The former Gunners FC man took a four-year break from all football-related engagements before deciding to pursue a career in coaching.
The Zimbabwean international admits that the early retirement affected his plans to prepare for life after football. Jumbo urged current footballers to plan for retirement as soon as they turn professional.
“The injury didn’t affect me mentally, there was a year where I stayed and worked on rehabilitation, I slowly started to accept that I might have to stop. But I never gave up, I still thought I could come back.
“I found myself in no-man’s land after the injury and retiring. I wanted to start a logistics business while I was at Chiefs, but the injury affected my plan. I still want to get into the logistics business,” explained Jambo. “Luckily at the time I had two properties and some stuff I owned back in Zim, so that helped.”
Jambo has already completed his Uefa D and C coaching licenses but has not started looking for coaching work as he wants to complete this third license through Safa’s coaching courses.
The defender sees South Africa as his second home and has decided to stay in Gauteng after he moved here from Zimbabwe to play football.
The Former Warriors international decided to pursue coaching after he realised that players in junior ranks need to be taught basic skills.
Jambo believes that South Africa and Zimbabwe have a lot to offer African football with all the talent found in both countries.
“I think it is important for me to help and give back to young players, football is in my life.

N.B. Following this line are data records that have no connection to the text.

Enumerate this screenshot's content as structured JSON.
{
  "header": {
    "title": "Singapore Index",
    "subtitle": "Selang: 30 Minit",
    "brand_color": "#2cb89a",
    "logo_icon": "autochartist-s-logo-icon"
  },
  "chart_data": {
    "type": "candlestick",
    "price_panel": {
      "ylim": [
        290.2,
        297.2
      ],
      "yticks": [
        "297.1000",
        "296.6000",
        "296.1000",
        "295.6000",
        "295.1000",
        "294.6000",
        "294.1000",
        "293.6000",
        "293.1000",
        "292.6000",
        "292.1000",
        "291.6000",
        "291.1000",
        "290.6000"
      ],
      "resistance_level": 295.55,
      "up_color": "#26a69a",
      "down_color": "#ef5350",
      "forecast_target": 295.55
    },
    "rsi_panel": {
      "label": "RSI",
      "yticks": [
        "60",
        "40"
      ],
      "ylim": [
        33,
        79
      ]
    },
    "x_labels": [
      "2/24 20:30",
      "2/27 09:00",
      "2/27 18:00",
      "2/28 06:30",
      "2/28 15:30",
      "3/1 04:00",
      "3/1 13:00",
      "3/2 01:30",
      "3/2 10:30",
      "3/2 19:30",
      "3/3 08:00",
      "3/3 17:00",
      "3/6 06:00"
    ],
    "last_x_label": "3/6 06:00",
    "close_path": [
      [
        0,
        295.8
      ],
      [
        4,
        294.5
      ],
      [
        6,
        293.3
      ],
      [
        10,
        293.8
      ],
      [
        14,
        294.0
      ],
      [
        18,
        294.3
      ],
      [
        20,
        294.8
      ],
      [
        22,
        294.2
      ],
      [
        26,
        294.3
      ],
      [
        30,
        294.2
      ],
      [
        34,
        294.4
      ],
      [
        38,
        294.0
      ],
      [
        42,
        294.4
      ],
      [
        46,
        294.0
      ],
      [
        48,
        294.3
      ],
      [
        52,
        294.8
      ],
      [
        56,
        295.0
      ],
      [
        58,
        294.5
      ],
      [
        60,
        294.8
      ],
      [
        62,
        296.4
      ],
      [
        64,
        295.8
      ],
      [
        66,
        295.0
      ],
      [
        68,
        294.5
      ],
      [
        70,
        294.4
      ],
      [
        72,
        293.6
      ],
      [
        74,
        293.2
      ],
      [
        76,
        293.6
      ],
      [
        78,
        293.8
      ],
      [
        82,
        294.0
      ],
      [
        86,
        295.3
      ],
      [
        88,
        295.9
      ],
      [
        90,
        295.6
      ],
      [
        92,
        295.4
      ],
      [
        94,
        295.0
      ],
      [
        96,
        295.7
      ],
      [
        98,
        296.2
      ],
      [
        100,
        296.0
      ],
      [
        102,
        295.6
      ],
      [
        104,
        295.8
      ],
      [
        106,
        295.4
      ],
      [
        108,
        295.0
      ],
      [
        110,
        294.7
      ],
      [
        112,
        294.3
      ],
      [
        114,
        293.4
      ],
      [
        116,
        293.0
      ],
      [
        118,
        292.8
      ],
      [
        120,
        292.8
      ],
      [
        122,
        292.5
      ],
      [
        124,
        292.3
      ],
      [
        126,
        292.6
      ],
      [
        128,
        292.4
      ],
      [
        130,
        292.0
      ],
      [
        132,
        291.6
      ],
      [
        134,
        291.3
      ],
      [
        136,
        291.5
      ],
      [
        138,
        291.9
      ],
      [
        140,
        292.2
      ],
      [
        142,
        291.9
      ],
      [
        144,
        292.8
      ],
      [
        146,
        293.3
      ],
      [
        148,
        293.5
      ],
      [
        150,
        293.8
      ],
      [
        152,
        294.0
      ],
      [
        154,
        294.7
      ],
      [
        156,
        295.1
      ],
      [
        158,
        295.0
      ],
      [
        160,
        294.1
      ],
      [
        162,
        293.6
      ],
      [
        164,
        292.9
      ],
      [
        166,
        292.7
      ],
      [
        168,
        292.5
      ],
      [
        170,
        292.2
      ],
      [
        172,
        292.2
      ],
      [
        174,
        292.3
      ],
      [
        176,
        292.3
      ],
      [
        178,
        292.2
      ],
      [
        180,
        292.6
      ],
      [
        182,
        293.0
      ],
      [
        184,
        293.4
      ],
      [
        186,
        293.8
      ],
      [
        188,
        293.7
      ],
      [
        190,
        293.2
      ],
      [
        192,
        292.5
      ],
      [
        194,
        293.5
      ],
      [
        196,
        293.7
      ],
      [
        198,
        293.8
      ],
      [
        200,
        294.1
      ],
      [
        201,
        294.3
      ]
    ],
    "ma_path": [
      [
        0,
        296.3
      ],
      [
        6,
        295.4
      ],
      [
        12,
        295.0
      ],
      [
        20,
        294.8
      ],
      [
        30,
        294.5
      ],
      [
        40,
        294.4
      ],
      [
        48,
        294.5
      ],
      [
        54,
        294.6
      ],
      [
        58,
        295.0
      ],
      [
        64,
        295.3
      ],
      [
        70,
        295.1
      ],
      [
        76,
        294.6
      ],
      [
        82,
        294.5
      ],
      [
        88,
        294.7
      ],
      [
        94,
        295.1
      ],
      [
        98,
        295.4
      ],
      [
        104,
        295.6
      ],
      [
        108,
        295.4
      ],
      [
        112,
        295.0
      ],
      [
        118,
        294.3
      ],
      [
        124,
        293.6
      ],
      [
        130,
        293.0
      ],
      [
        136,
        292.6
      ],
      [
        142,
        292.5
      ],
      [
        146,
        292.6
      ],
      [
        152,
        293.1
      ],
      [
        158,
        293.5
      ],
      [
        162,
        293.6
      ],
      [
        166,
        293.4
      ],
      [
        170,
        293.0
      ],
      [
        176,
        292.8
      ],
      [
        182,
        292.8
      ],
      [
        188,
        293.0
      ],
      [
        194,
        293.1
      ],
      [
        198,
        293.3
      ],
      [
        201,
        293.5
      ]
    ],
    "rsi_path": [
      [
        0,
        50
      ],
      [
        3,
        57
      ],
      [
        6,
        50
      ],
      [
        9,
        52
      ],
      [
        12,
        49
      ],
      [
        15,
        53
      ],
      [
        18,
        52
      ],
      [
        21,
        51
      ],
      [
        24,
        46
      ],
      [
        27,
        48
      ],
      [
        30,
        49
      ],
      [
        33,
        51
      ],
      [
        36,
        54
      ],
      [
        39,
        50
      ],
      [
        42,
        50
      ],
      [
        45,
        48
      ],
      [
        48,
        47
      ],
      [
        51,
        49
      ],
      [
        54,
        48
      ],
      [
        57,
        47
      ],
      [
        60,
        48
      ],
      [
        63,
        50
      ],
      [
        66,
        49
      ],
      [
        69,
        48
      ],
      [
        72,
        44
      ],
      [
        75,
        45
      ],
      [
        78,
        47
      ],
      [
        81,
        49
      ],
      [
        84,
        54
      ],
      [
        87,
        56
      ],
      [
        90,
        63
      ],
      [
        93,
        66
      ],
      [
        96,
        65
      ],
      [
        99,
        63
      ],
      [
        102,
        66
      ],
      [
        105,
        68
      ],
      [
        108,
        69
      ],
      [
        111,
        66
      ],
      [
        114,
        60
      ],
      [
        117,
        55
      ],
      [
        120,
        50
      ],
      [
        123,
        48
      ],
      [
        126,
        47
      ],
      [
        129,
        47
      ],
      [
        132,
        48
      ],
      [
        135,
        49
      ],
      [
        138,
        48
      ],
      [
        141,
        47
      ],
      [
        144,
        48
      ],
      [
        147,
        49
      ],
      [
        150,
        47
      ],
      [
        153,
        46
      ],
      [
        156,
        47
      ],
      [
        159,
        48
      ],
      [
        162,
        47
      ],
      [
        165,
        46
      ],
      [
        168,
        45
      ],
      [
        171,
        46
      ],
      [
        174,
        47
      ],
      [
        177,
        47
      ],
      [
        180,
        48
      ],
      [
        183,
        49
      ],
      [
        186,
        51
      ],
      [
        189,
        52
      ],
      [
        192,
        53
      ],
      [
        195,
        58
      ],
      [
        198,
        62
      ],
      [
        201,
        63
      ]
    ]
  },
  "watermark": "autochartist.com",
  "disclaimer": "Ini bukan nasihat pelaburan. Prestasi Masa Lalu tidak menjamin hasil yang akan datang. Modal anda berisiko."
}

“I felt like I could give back to the community and it hurt me a lot when I retired. Some players in the local league need to work on their technique and their approach to the game. Not that I was better, but if we work with young players about passing and controlling the ball, I think they would be on the right path.”
Jambo says watching how other people navigate through life and its unexpected events has helped him cope and have a better understanding of how to get back up after getting knocked down.
He doesn’t have formal training or practical experience in running a business, but is confident he can start a big logistics business that could tie South Africa and Zimbabwe together.
“You need to learn from other people, even in football. The best way of learning is to watch other people and how they go about things, so I apply that in my life. And it can be applied everywhere.”